A pie chart shows how a total divides into parts. Each slice is sized by its value, coloured from your active theme, and labelled, so a reader sees the breakdown at a glance. You build the chart from a short list of label and value rows, with no spreadsheet required.
Adding one
Open the floating palette and switch to the Tools tab, then find the Data section.
Pick Pie. It drops onto the canvas with sample data so it looks finished straight away.
Editing the data
Right-click the chart to open its context menu and find the Data category. It edits inline, one row per slice, and each row has:
- A recolourable swatch to set that slice's colour.
- A label for the slice name.
- A value that sizes the slice.
You can add and remove rows, and the chart redraws live as you type. New slices default to variants of the active theme, so the chart reads as part of your diagram out of the box, but you can override any slice's colour with its swatch.

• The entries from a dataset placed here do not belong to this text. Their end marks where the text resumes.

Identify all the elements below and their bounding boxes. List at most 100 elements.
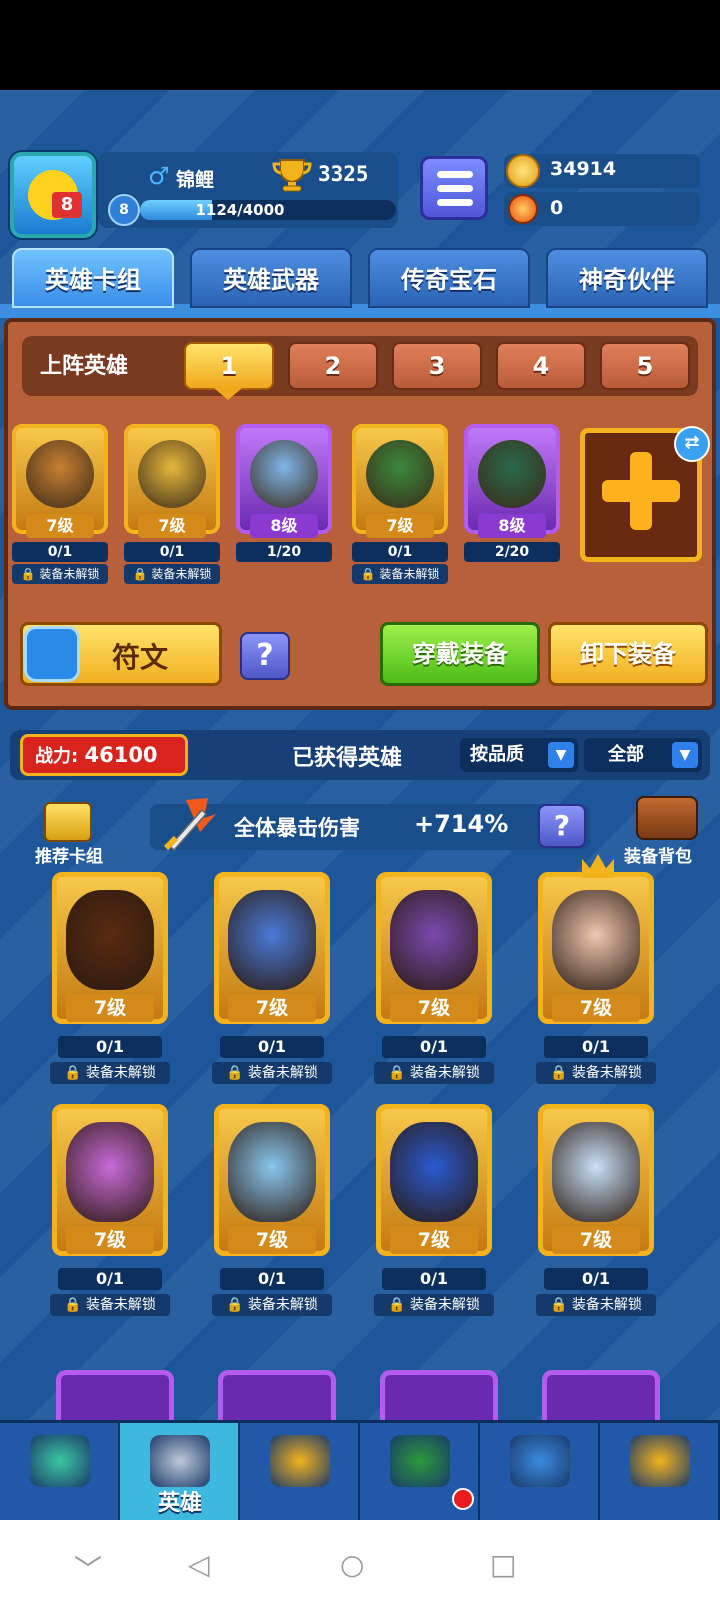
hero-progress: 0/1 (544, 1268, 648, 1290)
owned-hero-card[interactable]: 7级 0/1 🔒 装备未解锁 (46, 1092, 174, 1322)
hero-portrait-icon (478, 440, 546, 508)
coin-count: 34914 (550, 158, 617, 180)
recommend-deck-icon[interactable] (44, 802, 92, 842)
equip-locked-label: 🔒 装备未解锁 (536, 1294, 656, 1316)
nav-item-treasure-chest[interactable] (0, 1423, 120, 1520)
hero-portrait-icon (366, 440, 434, 508)
owned-hero-card[interactable]: 7级 0/1 🔒 装备未解锁 (532, 854, 660, 1090)
hero-progress: 0/1 (58, 1268, 162, 1290)
equip-locked-label: 🔒 装备未解锁 (374, 1294, 494, 1316)
equip-locked-label: 🔒 装备未解锁 (536, 1062, 656, 1084)
hero-progress: 0/1 (382, 1036, 486, 1058)
recents-icon[interactable]: □ (490, 1548, 516, 1581)
hero-portrait-icon (228, 890, 316, 990)
menu-icon-bar (437, 185, 473, 192)
deck-hero-card[interactable]: 7级 0/1 🔒 装备未解锁 (8, 416, 112, 586)
slot-pointer-icon (214, 388, 242, 400)
hero-portrait-icon (552, 1122, 640, 1222)
equip-locked-text: 装备未解锁 (409, 1297, 480, 1313)
owned-hero-card[interactable]: 7级 0/1 🔒 装备未解锁 (370, 860, 498, 1090)
tab-hero-weapons[interactable]: 英雄武器 (190, 248, 352, 308)
deck-hero-card[interactable]: 8级 2/20 (460, 416, 564, 586)
hero-progress: 0/1 (352, 542, 448, 562)
tab-hero-deck[interactable]: 英雄卡组 (12, 248, 174, 308)
nav-item-compass[interactable] (600, 1423, 720, 1520)
equip-button[interactable]: 穿戴装备 (380, 622, 540, 686)
hero-level: 7级 (66, 994, 154, 1022)
chevron-down-icon: ▼ (548, 742, 574, 768)
hero-progress: 0/1 (544, 1036, 648, 1058)
menu-icon-bar (437, 199, 473, 206)
hero-progress: 1/20 (236, 542, 332, 562)
menu-button[interactable] (420, 156, 488, 220)
avatar-tag-icon: 8 (52, 192, 82, 218)
trophy-count: 3325 (318, 162, 369, 186)
equip-locked-label: 🔒 装备未解锁 (374, 1062, 494, 1084)
hero-portrait-icon (390, 890, 478, 990)
crit-help-button[interactable]: ? (538, 804, 586, 848)
crit-value: +714% (414, 810, 509, 838)
equip-locked-label: 🔒 装备未解锁 (50, 1294, 170, 1316)
player-avatar[interactable]: 8 (10, 152, 96, 238)
equipment-bag-icon[interactable] (636, 796, 698, 840)
owned-hero-card[interactable]: 7级 0/1 🔒 装备未解锁 (532, 1092, 660, 1322)
trophy-icon (272, 159, 312, 192)
equip-locked-text: 装备未解锁 (379, 567, 440, 581)
deck-slot-2[interactable]: 2 (288, 342, 378, 390)
hero-level: 7级 (366, 514, 434, 538)
owned-hero-card[interactable]: 7级 0/1 🔒 装备未解锁 (208, 860, 336, 1090)
deck-label: 上阵英雄 (40, 354, 129, 379)
fire-gem-icon (508, 194, 538, 224)
deck-hero-card[interactable]: 7级 0/1 🔒 装备未解锁 (120, 416, 224, 586)
hero-progress: 0/1 (12, 542, 108, 562)
deck-slot-1[interactable]: 1 (184, 342, 274, 390)
hero-progress: 2/20 (464, 542, 560, 562)
deck-slot-5[interactable]: 5 (600, 342, 690, 390)
hero-portrait-icon (66, 890, 154, 990)
back-icon[interactable]: ◁ (188, 1548, 210, 1581)
crown-shield-icon (390, 1435, 450, 1487)
sort-dropdown[interactable]: 按品质 ▼ (460, 738, 578, 772)
collapse-icon[interactable]: ﹀ (74, 1548, 102, 1588)
hero-progress: 0/1 (220, 1036, 324, 1058)
filter-dropdown[interactable]: 全部 ▼ (584, 738, 702, 772)
hero-portrait-icon (228, 1122, 316, 1222)
power-badge: 战力: 46100 (20, 734, 188, 776)
hero-level: 7级 (552, 1226, 640, 1254)
hero-level: 8级 (250, 514, 318, 538)
equip-locked-text: 装备未解锁 (247, 1065, 318, 1081)
nav-item-guild-banner[interactable] (480, 1423, 600, 1520)
tab-legend-gems[interactable]: 传奇宝石 (368, 248, 530, 308)
unequip-button[interactable]: 卸下装备 (548, 622, 708, 686)
obtained-heroes-title: 已获得英雄 (292, 746, 403, 771)
deck-hero-card[interactable]: 8级 1/20 (232, 416, 336, 586)
nav-item-crossed-swords[interactable] (240, 1423, 360, 1520)
nav-item-knight-helmet[interactable]: 英雄 (120, 1423, 240, 1520)
gold-coin-icon (506, 154, 540, 188)
swap-icon[interactable]: ⇄ (674, 426, 710, 462)
rune-help-button[interactable]: ? (240, 632, 290, 680)
deck-slot-4[interactable]: 4 (496, 342, 586, 390)
owned-hero-card[interactable]: 7级 0/1 🔒 装备未解锁 (370, 1092, 498, 1322)
hero-portrait-icon (66, 1122, 154, 1222)
status-bar (0, 0, 720, 90)
hero-level: 7级 (228, 1226, 316, 1254)
tab-magic-partners[interactable]: 神奇伙伴 (546, 248, 708, 308)
hero-level: 8级 (478, 514, 546, 538)
equip-locked-text: 装备未解锁 (85, 1297, 156, 1313)
power-label: 战力: (35, 746, 79, 767)
home-icon[interactable]: ○ (340, 1548, 364, 1581)
deck-slot-3[interactable]: 3 (392, 342, 482, 390)
hero-level: 7级 (390, 1226, 478, 1254)
equip-locked-label: 🔒 装备未解锁 (124, 564, 220, 584)
owned-hero-card[interactable]: 7级 0/1 🔒 装备未解锁 (46, 860, 174, 1090)
hero-level: 7级 (552, 994, 640, 1022)
owned-hero-card[interactable]: 7级 0/1 🔒 装备未解锁 (208, 1092, 336, 1322)
equip-locked-text: 装备未解锁 (409, 1065, 480, 1081)
chevron-down-icon: ▼ (672, 742, 698, 768)
hero-progress: 0/1 (382, 1268, 486, 1290)
equip-locked-label: 🔒 装备未解锁 (212, 1294, 332, 1316)
hero-portrait-icon (26, 440, 94, 508)
deck-hero-card[interactable]: 7级 0/1 🔒 装备未解锁 (348, 416, 452, 586)
filter-label: 全部 (608, 744, 644, 765)
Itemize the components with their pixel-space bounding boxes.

Two more categories tune the display. The Chart category has a Legend toggle, on by default, that shows or hides the label key beside the chart. The Animation category carries chart-specific animations (None / Grow / Pop / Spin / Pulse) with a Speed row and a Repeat toggle; Grow and Pop play once as an entrance, while Spin and Pulse loop. Hovering a slice always shows a tooltip with its label and value, whether or not the legend is on.
Because slice colours default to your theme, changing the diagram's theme restyles the chart to match without any per-slice work.